Warrant Officer Irving Newton, the weather officer used to identify the weather balloon at Ramey's press conference on July 8, 1947, stated the following in an interview:
Q. But wouldn't the people at Roswell have been able to identify a balloon on their own?
A. They certainly should have. It was a regular Rawin sonde. They must have seen hundreds of them.
Q. Can you describe the fabric? Was it easy to tear?
A. Certainly. You would have to be careful not to tear it. The metal involved was like an extremely thin Alcoa wrap. It was very flimsy.
This interview coupled with the preceding testimonies should show that a switch was made. The material at the press conference was not the same material as was recovered outside Roswell.

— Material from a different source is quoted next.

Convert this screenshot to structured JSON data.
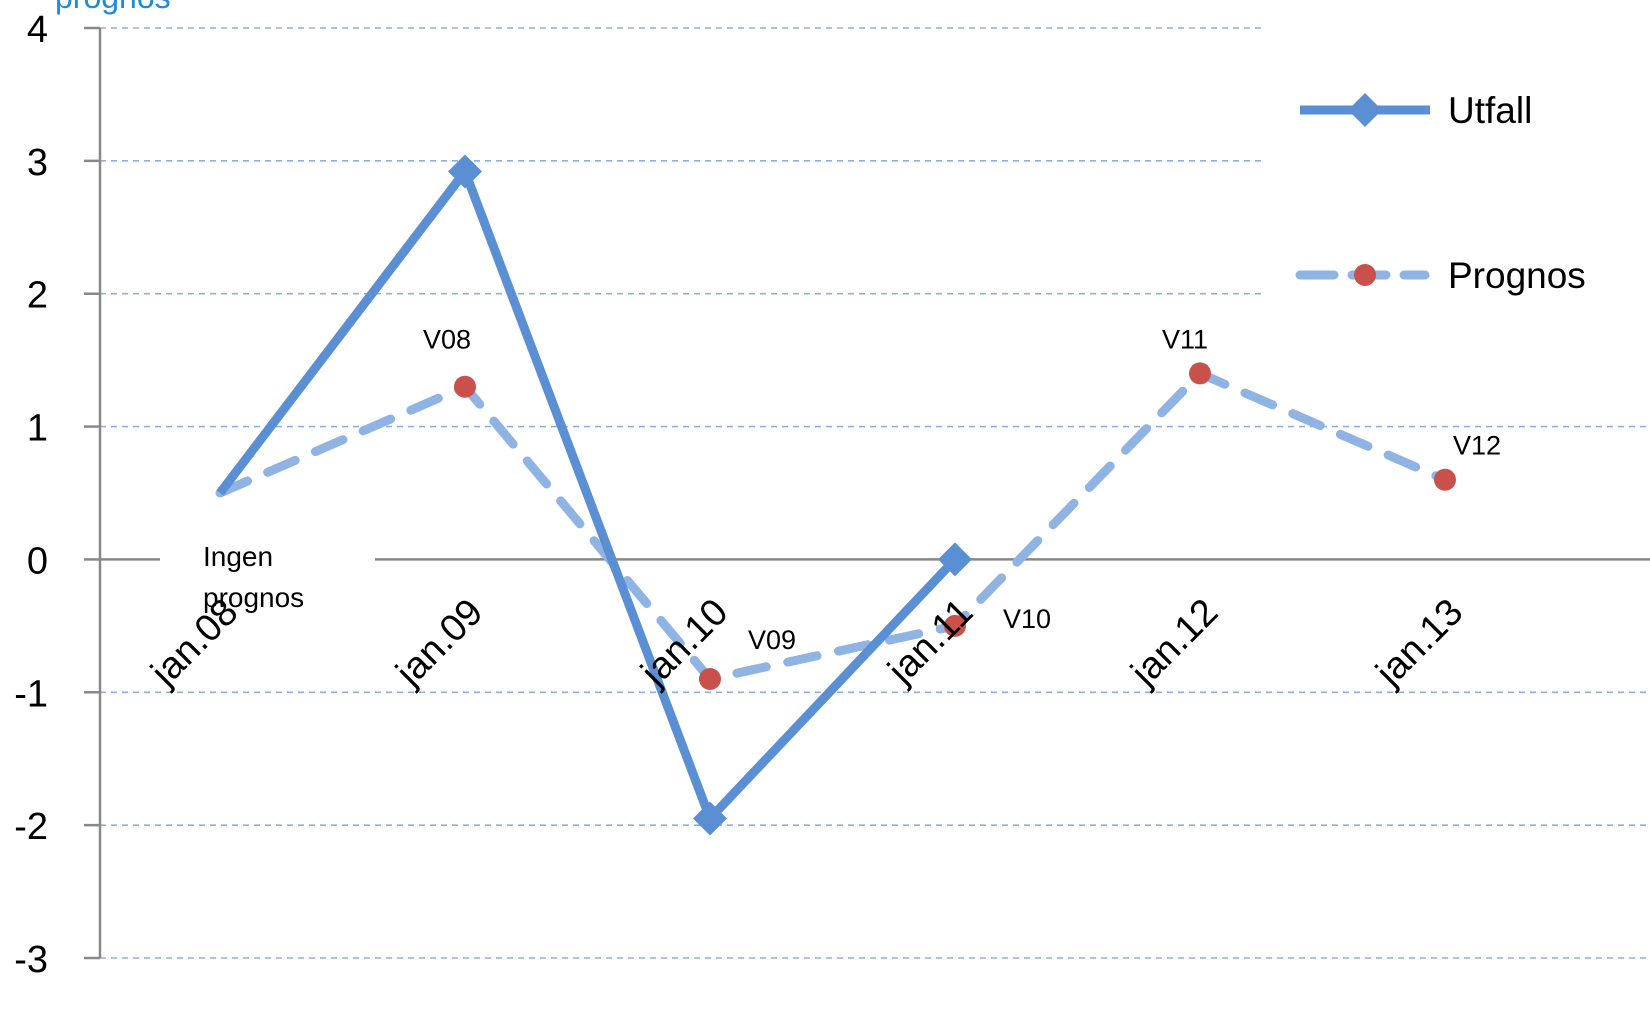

More testimony on the metals recovered:
"This particular piece of metal was, I would say, about two feet long and perhaps a foot wide. See, that stuff weighs nothing, it's so thin, it isn't any thicker than the tinfoil in a pack of cigarettes. So I tried to bend the stuff, it wouldn't bend. We even tried making a dent in it with a 16-pound sledge hammer, and there was still no dent in it. I didn't have the time to go out there and find out more about it, because I had so much other work to do that I just let it go. It's still a mystery to me as to what the whole thing was. Like I said before, I knew quite a bit about the material used in the air, but it was nothing I had seen before. And as of now, I still don't know what it was.”-Major Marcel
One man set a piece on the ground and jumped on it, trying to dent or bend it, and failed. "There was a slightly curved piece of metal, real light. It was about six inches by twelve or fourteen inches. Very light. I crouched down and tried to snap it. My boss [Cavitt] laughs and said, 'Smart guy. He's trying to do what we couldn't do.' I asked, 'what in the hell is this stuff made out of?' It didn't feel like plastic and I never saw a piece of metal this thin that you couldn't break."

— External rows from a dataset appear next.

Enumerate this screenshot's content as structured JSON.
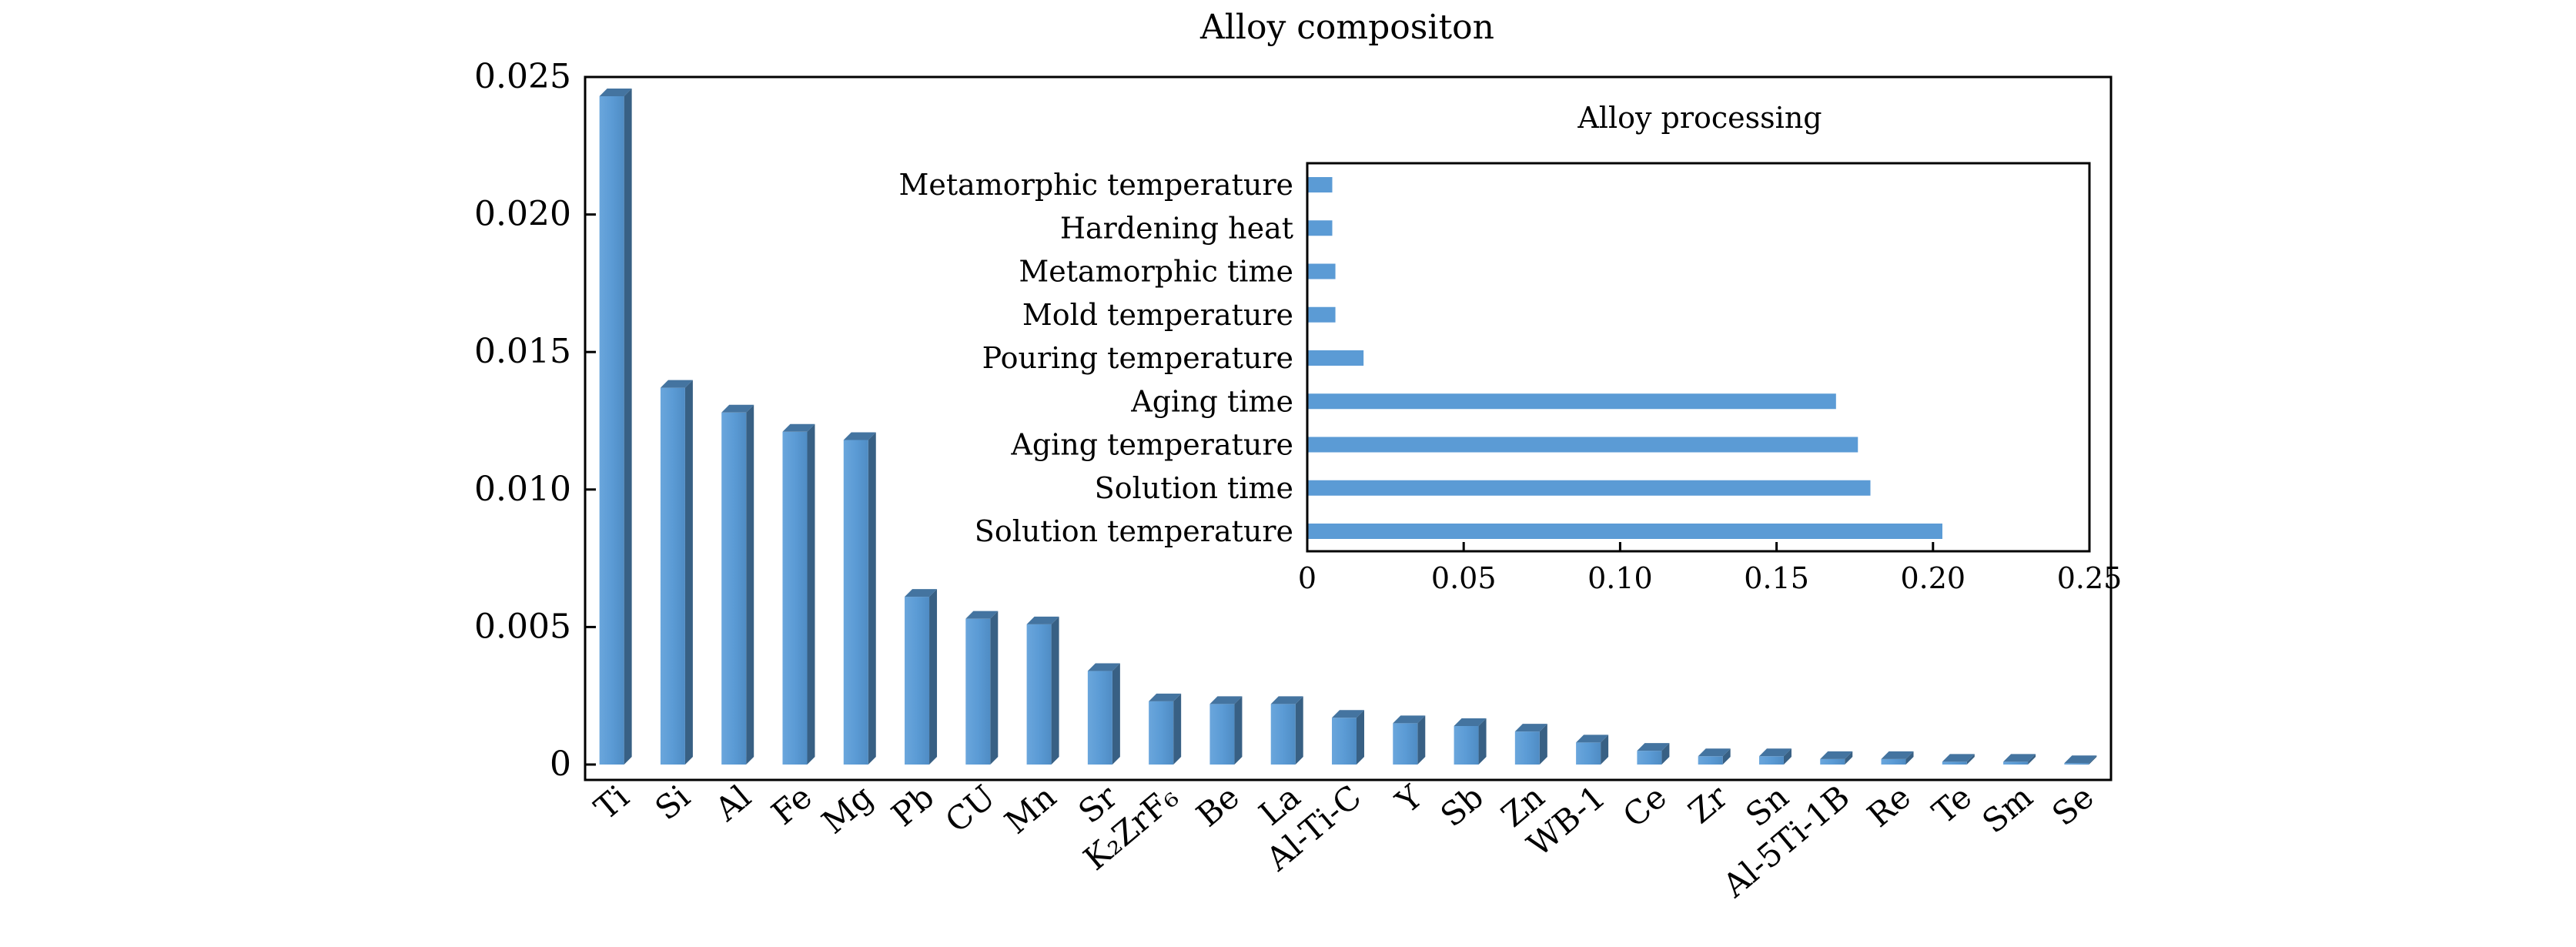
{
  "chart_data": [
    {
      "type": "bar",
      "title": "Alloy compositon",
      "xlabel": "",
      "ylabel": "",
      "categories": [
        "Ti",
        "Si",
        "Al",
        "Fe",
        "Mg",
        "Pb",
        "CU",
        "Mn",
        "Sr",
        "K₂ZrF₆",
        "Be",
        "La",
        "Al-Ti-C",
        "Y",
        "Sb",
        "Zn",
        "WB-1",
        "Ce",
        "Zr",
        "Sn",
        "Al-5Ti-1B",
        "Re",
        "Te",
        "Sm",
        "Se"
      ],
      "values": [
        0.0243,
        0.0137,
        0.0128,
        0.0121,
        0.0118,
        0.0061,
        0.0053,
        0.0051,
        0.0034,
        0.0023,
        0.0022,
        0.0022,
        0.0017,
        0.0015,
        0.0014,
        0.0012,
        0.0008,
        0.0005,
        0.0003,
        0.0003,
        0.0002,
        0.0002,
        0.0001,
        0.0001,
        5e-05
      ],
      "ylim": [
        0,
        0.025
      ],
      "yticks": [
        0,
        0.005,
        0.01,
        0.015,
        0.02,
        0.025
      ],
      "ytick_labels": [
        "0",
        "0.005",
        "0.010",
        "0.015",
        "0.020",
        "0.025"
      ],
      "bar_color": "#5b9bd5",
      "grid": false
    },
    {
      "type": "bar",
      "orientation": "horizontal",
      "title": "Alloy processing",
      "xlabel": "",
      "ylabel": "",
      "categories": [
        "Solution temperature",
        "Solution time",
        "Aging temperature",
        "Aging time",
        "Pouring temperature",
        "Mold temperature",
        "Metamorphic time",
        "Hardening heat",
        "Metamorphic temperature"
      ],
      "values": [
        0.203,
        0.18,
        0.176,
        0.169,
        0.018,
        0.009,
        0.009,
        0.008,
        0.008
      ],
      "xlim": [
        0,
        0.25
      ],
      "xticks": [
        0,
        0.05,
        0.1,
        0.15,
        0.2,
        0.25
      ],
      "xtick_labels": [
        "0",
        "0.05",
        "0.10",
        "0.15",
        "0.20",
        "0.25"
      ],
      "bar_color": "#5b9bd5",
      "grid": false
    }
  ]
}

"This was the strangest material we had ever seen ... there was talk about it not being from Earth. ...A year later I was talking to Joe Wirth, a CIC officer from Andrews Air Force Base in Washington D.C. I asked what they had found out about the stuff from Roswell. He told me that they still didn't know what it was and that their metal experts still couldn't cut it."-M. Sgt. Lewis (Bill) Rickett (Prior to going into counterintelligence, Rickett was a highly qualified aircraft mechanic, inspector, and supervisor. During the war, he was sent to Europe as part of the team that studied German aircraft on site. Thus he was well-qualified in his assessment of the strange thin-metal he said he saw ).
This type of material was beyond our capabilities back then and may still be. Besides, it's not balsa wood and tinfoil, which is what Mogul was made from. Why would the Mogul materials even need to be flown to Fort Worth or anywhere else. Anyone can identify tinfoil and balsa wood.